The biggest myth is that stroke and death from neck manipulation is rare. Indeed rare is not the issue. The bottom line is that twisting the highest neck to produce a cracking sound — nitrogen gas coming out of solution — is never necessary. It is not a treatment, it is a deadly philosophy, started 100 years ago by quacks, taught in non-scientific schools, supported by regulatory bodies and ignored by governments who had the ultimate responsibility.
To try to downplay the risk, the chiropractors have produced non-scientific “research,” studies done on people already dead, self-serving insurance statistics done by their own company and Medicare billing records, which have nothing to do with the issue. The families of these chiropractic victims have now provided 70 years of scientific data to every member of the legislatures in British Columbia, Alberta, Saskatchewan and Manitoba.

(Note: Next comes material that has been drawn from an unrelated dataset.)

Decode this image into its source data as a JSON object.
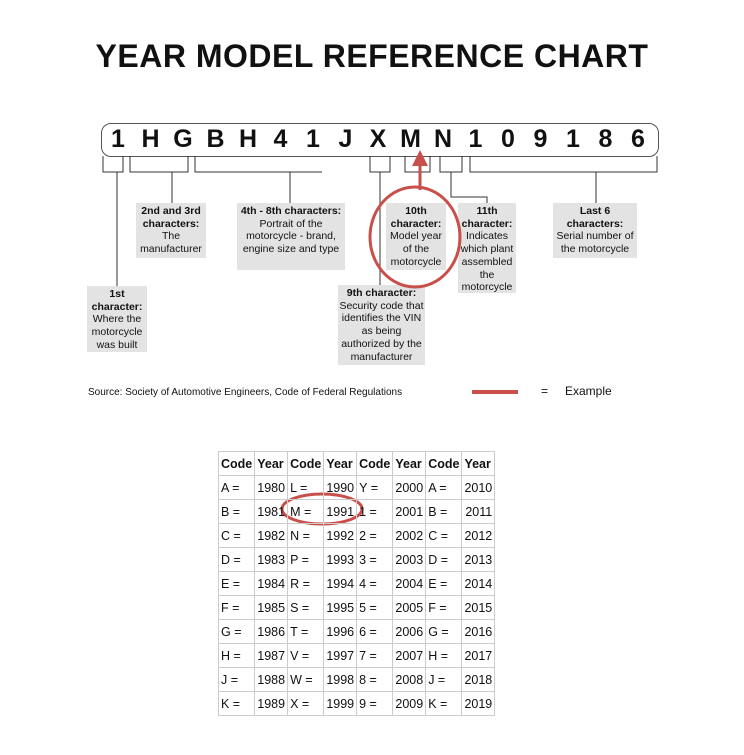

Alberta lawyers Daryl Wilson and Philip Tinkler have taken the risky, yet inspiring and necessary legal action to go after the head of the snake, the regulators and the government. Their motivation is not financial; it is simple humanity and pain at the unnecessary suffering of their client. These lawyers will not go away. Chiropractic subluxations will be on trial. If they are shown not to exist, which they do not, chiropractic will be reduced to simple manipulation therapy for the almost negligible instances where it is helpful. Chiropractic highest neck manipulation in particular will be gone.
The physicians who care for Nette in Alberta as well as those caring for stroke victims in B.C., Manitoba and Saskatchewan have issued a public warning. They never want to see another case of neck manipulation stroke. The victims and doctors have also outlined exactly what the provincial health ministers must do. They have to impose six specific restrictions on chiropractic which would in effect lead to all chiropractic highest neck manipulation being stopped. Only a foolish minister of health would not recognize the opportunity to limit possible liability. The time for political protection of chiropractors is over. One look into the eyes of Sandra Nette and her devoted husband, Dave, tells you why. As in the movie, The Butterfly and the Diving Bell, only the imagination can set Sandra free. That imagination is the end to chiropractic highest neck manipulation strokes and death.